Why should I distribute my application as a single .exe file?

When you distribute an application, you want to make it as easy as possible for the end-user to download and start your application. The easier this process is, the more likely the user is to run your application.

Traditionally on Windows, you distribute applications using installers. But installers are heavyweight and represent a barrier themselves: users may not be as willing to install your application, especially if it’s small, but they may be more willing to just run it.

Another common way to distribute an application is as a .zip file that the user needs to extract. But in this case, the user needs to have enough computer skills to know that they must extract rather than run directly from the .zip file (in which case your project would probably silently crash) and they must be able to identify the correct .exe file to run from possibly many files that are in the .zip file. This is a problem especially because the .dll files that you depend on are normally all in the same directory as your main .exe file.

Updating is also harder with a .zip file where the user must remember where they kept your application when they extract the update... and you’d better hope that the possible extra files that are no longer required don’t mess the application up.

Finally, there’s the matter of aesthetics. A single file just looks so much cleaner than a folder with the main .exe file hiding among dozens of libraries!

Distributing your application as single .exe file allows the user to download only a small file and immediately run it. It doesn’t clutter their computer as an installer would, and it doesn’t have the risk that they won’t be able to open it as a .zip file would.

Can’t .NET Core 3 already do this on its own?

That is true. However, this would require you to use .NET Core. 

Since .NET Framework is installed on every Windows machine, you can expect your small single-file .exe program to work everywhere. (If you want to be sure about older versions of Windows, you need to choose an older version of .NET Framework.) This means that your final .exe file can be even 1 MB or 2 MB in size. What is more, our telemetry data shows that, despite the hype .NET Core and .NET 5 are receiving, a majority of developers still target .NET Framework. 

On the other hand, with .NET Core 3, you cannot usually expect the end-user to have .NET Core installed on their machine, and so you must include the runtime with your application, which means an extra 30–70 MB that the user needs to download and that can’t be shared among applications.

How does Packer work?

Packer has two components: one works at build time and one at runtime.

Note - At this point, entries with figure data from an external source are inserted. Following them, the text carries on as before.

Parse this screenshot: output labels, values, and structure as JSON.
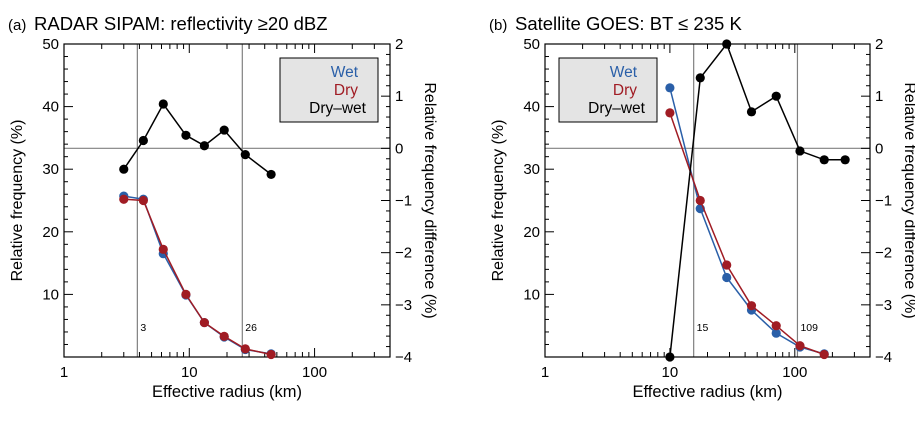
{
  "colors": {
    "wet": "#2a5fa8",
    "dry": "#a01c24",
    "diff": "#000000",
    "legend_bg": "#e4e4e4",
    "vline": "#808080"
  },
  "chart_data": [
    {
      "type": "line",
      "panel_label": "(a)",
      "title": "RADAR SIPAM: reflectivity ≥20 dBZ",
      "xlabel": "Effective radius  (km)",
      "ylabel": "Relative frequency (%)",
      "y2label": "Relative frequency difference (%)",
      "xscale": "log",
      "xlim": [
        1,
        400
      ],
      "ylim": [
        0,
        50
      ],
      "y2lim": [
        -4,
        2
      ],
      "xticks": [
        1,
        10,
        100
      ],
      "xtick_labels": [
        "1",
        "10",
        "100"
      ],
      "yticks": [
        10,
        20,
        30,
        40,
        50
      ],
      "ytick_labels": [
        "10",
        "20",
        "30",
        "40",
        "50"
      ],
      "y2ticks": [
        -4,
        -3,
        -2,
        -1,
        0,
        1,
        2
      ],
      "y2tick_labels": [
        "−4",
        "−3",
        "−2",
        "−1",
        "0",
        "1",
        "2"
      ],
      "hline_y2": 0,
      "vlines": [
        {
          "x": 3.85,
          "label": "3"
        },
        {
          "x": 26.5,
          "label": "26"
        }
      ],
      "legend": {
        "position": "top-right",
        "entries": [
          "Wet",
          "Dry",
          "Dry–wet"
        ]
      },
      "series": [
        {
          "name": "Wet",
          "axis": "left",
          "x": [
            3,
            4.3,
            6.2,
            9.4,
            13.2,
            19,
            28,
            45
          ],
          "y": [
            25.7,
            25.2,
            16.5,
            9.9,
            5.5,
            3.2,
            1.2,
            0.5
          ]
        },
        {
          "name": "Dry",
          "axis": "left",
          "x": [
            3,
            4.3,
            6.2,
            9.4,
            13.2,
            19,
            28,
            45
          ],
          "y": [
            25.2,
            25.0,
            17.2,
            10.0,
            5.5,
            3.3,
            1.3,
            0.4
          ]
        },
        {
          "name": "Dry–wet",
          "axis": "right",
          "x": [
            3,
            4.3,
            6.2,
            9.4,
            13.2,
            19,
            28,
            45
          ],
          "y": [
            -0.4,
            0.15,
            0.85,
            0.25,
            0.05,
            0.35,
            -0.12,
            -0.5
          ]
        }
      ]
    },
    {
      "type": "line",
      "panel_label": "(b)",
      "title": "Satellite GOES: BT ≤ 235 K",
      "xlabel": "Effective radius  (km)",
      "ylabel": "Relative frequency (%)",
      "y2label": "Relative frequency difference (%)",
      "xscale": "log",
      "xlim": [
        1,
        400
      ],
      "ylim": [
        0,
        50
      ],
      "y2lim": [
        -4,
        2
      ],
      "xticks": [
        1,
        10,
        100
      ],
      "xtick_labels": [
        "1",
        "10",
        "100"
      ],
      "yticks": [
        10,
        20,
        30,
        40,
        50
      ],
      "ytick_labels": [
        "10",
        "20",
        "30",
        "40",
        "50"
      ],
      "y2ticks": [
        -4,
        -3,
        -2,
        -1,
        0,
        1,
        2
      ],
      "y2tick_labels": [
        "−4",
        "−3",
        "−2",
        "−1",
        "0",
        "1",
        "2"
      ],
      "hline_y2": 0,
      "vlines": [
        {
          "x": 15.5,
          "label": "15"
        },
        {
          "x": 105,
          "label": "109"
        }
      ],
      "legend": {
        "position": "top-left",
        "entries": [
          "Wet",
          "Dry",
          "Dry–wet"
        ]
      },
      "series": [
        {
          "name": "Wet",
          "axis": "left",
          "x": [
            10,
            17.5,
            28.5,
            45,
            71,
            110,
            172
          ],
          "y": [
            43.0,
            23.7,
            12.7,
            7.5,
            3.8,
            1.6,
            0.5
          ]
        },
        {
          "name": "Dry",
          "axis": "left",
          "x": [
            10,
            17.5,
            28.5,
            45,
            71,
            110,
            172
          ],
          "y": [
            39.0,
            25.0,
            14.7,
            8.2,
            5.0,
            1.8,
            0.4
          ]
        },
        {
          "name": "Dry–wet",
          "axis": "right",
          "x": [
            10,
            17.5,
            28.5,
            45,
            71,
            110,
            172,
            253
          ],
          "y": [
            -4.0,
            1.35,
            2.0,
            0.7,
            1.0,
            -0.05,
            -0.22,
            -0.22
          ]
        }
      ]
    }
  ]
}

At build time, Packer runs in the build process after the main compilation completes. It reads from the disk all assemblies that you have set as “Copy to output folder” which includes most referenced assemblies outside the .NET Framework itself. It also includes assemblies from NuGet packages. Then it puts the content of those assemblies as resources into your .exe file, optionally compressed.

At runtime, Packer registers itself as an assembly loader so that whenever the .NET Framework runtime fails to load a required assembly, it gives a chance to Packer to load it, and Packer will then uncompress the data in your application’s resources and return that as the required assembly to the runtime.

How can I add Packer to my project?

It is very easy:

  1. Install the NuGet package PostSharp.Community.Packer.
  2. Get a free PostSharp Community license at https://www.postsharp.net/essentials
    (When you compile for the first time, you may be asked to enter the license key.)
  3. Add [assembly: Packer] somewhere in your code.

Then build your project and to test that everything is working, copy your resulting .exe file into a standalone folder and run it.

Personal note

At work, I often develop small tools to make life easier for other developers. I found that even there, among tech-savvy colleagues, distribution makes a big difference. Few colleagues would be willing to build a productivity tool from source, but many more would download and run a single .exe or .jar file (depending on the company’s preferred language). Updates – manual or automatic – get easier as well. 

Tools like PostSharp.Community.Packer truly extend your program’s reach.